Comme Jean XXII, Benoît XVI explique rapidement le sens de son nom. Dès sa première audience générale, il assure l’avoir choisi en référence à Benoît XV, pape «courageux» et «authentique prophète de paix» qui avait guidé l’Eglise dans la période difficile de la Première Guerre mondiale. Il évoque également saint Benoît, père du monachisme occidental et co-patron de l’Europe. Le nouveau pape assure alors que saint Benoît a représenté «un point de référence pour l’unité de l’Europe et un fort rappel aux racines chrétiennes de sa culture et de sa civilisation, auxquelles on ne peut renoncer».
Encadré
Dans l’histoire de la papauté, les Jean arrivent largement en tête avec 21 papes portant ce prénom, suivis par les Grégoire et les Benoît au nombre de 15. Les Clément sont 14. Il faut aussi compter 13 Léon et Innocent et 12 Pie. S’il y a effectivement Jean XXIII et Benoît XVI, leurs numéros d’ordre tiennent aussi compte des antipapes. Ainsi, pour arriver aux 21 Jean, il faut soustraire à la liste des successeurs de Pierre, l’antipape Jean XVI (997-998) et Jean XX qui n’a sans doute jamais existé. De même à la liste des Benoît, il faut retirer l’antipape Benoît X (1058-1059).

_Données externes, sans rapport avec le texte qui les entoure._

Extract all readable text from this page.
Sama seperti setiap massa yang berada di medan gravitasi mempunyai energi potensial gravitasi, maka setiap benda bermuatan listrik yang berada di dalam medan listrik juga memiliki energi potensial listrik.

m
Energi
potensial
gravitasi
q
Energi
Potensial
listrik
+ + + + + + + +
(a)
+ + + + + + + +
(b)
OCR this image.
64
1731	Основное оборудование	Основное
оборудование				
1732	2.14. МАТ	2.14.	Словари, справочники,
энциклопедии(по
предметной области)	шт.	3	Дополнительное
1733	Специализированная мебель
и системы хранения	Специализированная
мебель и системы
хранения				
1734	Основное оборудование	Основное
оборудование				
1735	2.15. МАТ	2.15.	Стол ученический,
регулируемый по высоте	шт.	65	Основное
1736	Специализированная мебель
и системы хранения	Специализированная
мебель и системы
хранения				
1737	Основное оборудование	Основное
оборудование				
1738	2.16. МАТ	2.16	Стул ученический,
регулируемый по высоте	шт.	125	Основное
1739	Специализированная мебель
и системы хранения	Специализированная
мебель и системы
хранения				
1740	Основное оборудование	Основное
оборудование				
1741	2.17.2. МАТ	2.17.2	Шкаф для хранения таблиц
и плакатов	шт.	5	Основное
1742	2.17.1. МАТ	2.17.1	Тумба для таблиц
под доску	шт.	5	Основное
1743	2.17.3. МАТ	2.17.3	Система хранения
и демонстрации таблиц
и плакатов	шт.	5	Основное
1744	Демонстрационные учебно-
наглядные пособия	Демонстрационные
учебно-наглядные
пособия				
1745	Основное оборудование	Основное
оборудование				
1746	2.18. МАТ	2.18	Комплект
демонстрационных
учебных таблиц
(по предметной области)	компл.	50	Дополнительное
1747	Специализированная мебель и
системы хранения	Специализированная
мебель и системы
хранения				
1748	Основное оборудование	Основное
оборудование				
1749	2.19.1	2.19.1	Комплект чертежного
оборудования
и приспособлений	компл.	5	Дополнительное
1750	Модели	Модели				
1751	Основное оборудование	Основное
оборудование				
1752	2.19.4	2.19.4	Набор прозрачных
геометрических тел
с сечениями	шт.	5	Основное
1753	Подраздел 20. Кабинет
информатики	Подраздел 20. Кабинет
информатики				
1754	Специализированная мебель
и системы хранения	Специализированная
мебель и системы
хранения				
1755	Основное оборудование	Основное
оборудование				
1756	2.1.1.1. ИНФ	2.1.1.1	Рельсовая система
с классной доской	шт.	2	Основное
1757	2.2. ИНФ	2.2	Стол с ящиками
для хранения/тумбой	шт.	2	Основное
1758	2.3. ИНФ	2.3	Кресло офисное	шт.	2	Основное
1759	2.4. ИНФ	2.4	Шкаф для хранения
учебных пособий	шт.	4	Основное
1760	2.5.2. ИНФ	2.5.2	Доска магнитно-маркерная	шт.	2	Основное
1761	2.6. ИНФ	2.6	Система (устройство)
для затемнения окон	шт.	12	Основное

Parmi les noms que pourrait prendre le futur pape figurent ainsi Jean XXIV, Grégoire XVII, Léon XIV, Clément XV, Boniface X ou Innocent XIV. Benoît XVII, Jean-Paul III et Pie XIII sont également possibles, mais moins probables. Il existe encore nombre de noms, et la possibilité également de choisir un nom qui n’a jamais été porté par un pape. (apic/imedia/hy/ami/rz)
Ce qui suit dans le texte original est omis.